In this, it would agree – both timing and magnitude-wise – with what the Japanese LEI is telling us. It also tallies with the US LEI and housing indices, which are leading growth south there too. One immediate consequence of this is that loan growth in Japan is slowing on a year-on-year basis and will probably head towards zero by March of next year. With the economy growing too slowly, the banks can’t accelerate new loan growth (and make money from it). 

Indeed, while loan growth looked like it was on a great trajectory at the beginning of the year, by the end of September, loans outstanding were just 0.4% up on 31 December last year. Even worse, most of the loan growth last year was during the second half and outstanding loans today are still below last March’s peak. The bank sector has run out of momentum. 

To my mind, this all adds up to bad news for the short and the medium term. Yes, Japan has been recovering and yes, profit margins are up at new record highs. But economic growth still depends very heavily on industry, and the swing factor there is exports. Unfortunately, the overseas situation, especially the threat the US housing collapse offers to debt-financed consumption (and hence economic growth), combined with Japan’s own leading indicators turning down, implies that growth may have peaked. And history shows that if growth slows, margins tighten and earnings drop. At the same time, the domestic story – and especially the long-awaited recovery in bank lending – has run out of steam.
Without bank lending moving firmly back into positive territory, even the real-estate recovery story, which should be a given (Japanese real estate is stupidly cheap), may hit a speed-bump.  The fact is that however good your structural story may be, if you hit a cyclical downturn, the cycle always overrides the structural story in the near term. 

It’s too early to be absolutely certain that the cycle is about to downturn. If America can somehow break its circle of death (house prices determine mortgage equity withdrawal, which provides the debt finance for consumption, which accounts for nearly 70% of GDP), then the rest of the world, including Japan, probably can too. But leading indicators are called that for a reason. They are tried and trusted (if not absolutely proven) indicators that are supposed to give you fair warning of trouble to come when every other measure is still looking rosy. A bad LEI is a bit like a large hole in the side of your ship; it doesn’t mean you are definitely going to sink, but it certainly isn’t good news either. All in all, it seems to me that this is a better time to take some risk off the table than to bet the ranch. I’m still keen on Japan for the long term, but for now I’m happy to take a break from it.


Wil Koizuni’s successor succeed?

One of the bull points for Japan over the last few years has been its young-at-heart, Elvis-obsessed prime minister, Junichiro Koizumi. He may not actually have implemented much in the way of reform, but at least he’s talked a good game. But what of his successor, Shinzo Abe? So far, there’s little to complain about.

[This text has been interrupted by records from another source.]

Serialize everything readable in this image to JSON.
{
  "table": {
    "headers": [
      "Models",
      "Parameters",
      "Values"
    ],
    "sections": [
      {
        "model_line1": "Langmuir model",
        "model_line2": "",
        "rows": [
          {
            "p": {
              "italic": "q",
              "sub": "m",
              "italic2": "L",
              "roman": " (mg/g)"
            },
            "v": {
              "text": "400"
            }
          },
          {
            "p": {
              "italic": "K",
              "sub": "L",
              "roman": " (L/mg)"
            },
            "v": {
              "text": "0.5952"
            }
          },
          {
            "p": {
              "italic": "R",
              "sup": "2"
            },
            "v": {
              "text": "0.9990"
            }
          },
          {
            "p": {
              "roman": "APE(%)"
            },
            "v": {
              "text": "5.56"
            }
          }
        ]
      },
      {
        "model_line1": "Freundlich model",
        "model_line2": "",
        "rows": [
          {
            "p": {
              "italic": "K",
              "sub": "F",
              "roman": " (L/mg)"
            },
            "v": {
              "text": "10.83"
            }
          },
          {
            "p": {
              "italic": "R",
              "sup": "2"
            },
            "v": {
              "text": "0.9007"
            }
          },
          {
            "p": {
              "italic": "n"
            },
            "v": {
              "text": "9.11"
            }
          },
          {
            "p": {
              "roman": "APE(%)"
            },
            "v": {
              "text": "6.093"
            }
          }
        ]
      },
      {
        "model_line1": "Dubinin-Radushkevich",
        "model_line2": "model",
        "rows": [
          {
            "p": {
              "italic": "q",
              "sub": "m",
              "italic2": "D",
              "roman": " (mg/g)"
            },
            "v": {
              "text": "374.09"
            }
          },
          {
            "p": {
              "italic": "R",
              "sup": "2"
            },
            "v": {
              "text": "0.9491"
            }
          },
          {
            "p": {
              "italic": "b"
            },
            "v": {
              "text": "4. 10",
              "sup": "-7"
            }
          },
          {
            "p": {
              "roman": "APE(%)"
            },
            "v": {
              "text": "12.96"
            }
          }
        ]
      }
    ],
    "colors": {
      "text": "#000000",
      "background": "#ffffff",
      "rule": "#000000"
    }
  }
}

He has asserted himself as a no-nonsense nationalist and an international statesman, but this image has been softened by his wife. Stylish and fond of flamenco and Korean soap operas, one-time radio DJ Akie Abe has endeared herself to the Japanese public by speaking candidly about her life with Japan’s youngest-ever prime minister. She refers to her husband as ‘Shin-chan’, an affectionate nickname popular with teenagers, and has revealed that he likes aromatherapy candles and US TV show Lost. She hasn’t said much about his attitude to economic reform as yet, but Abe is known at least to have supported Koizumi’s recent market reforms. He argued strongly against the monetary tightening that’s recently hit bank lending (see main story) and appears reluctant to embrace the tax rises others think Japan needs to repair its fiscal health – all good signs so far.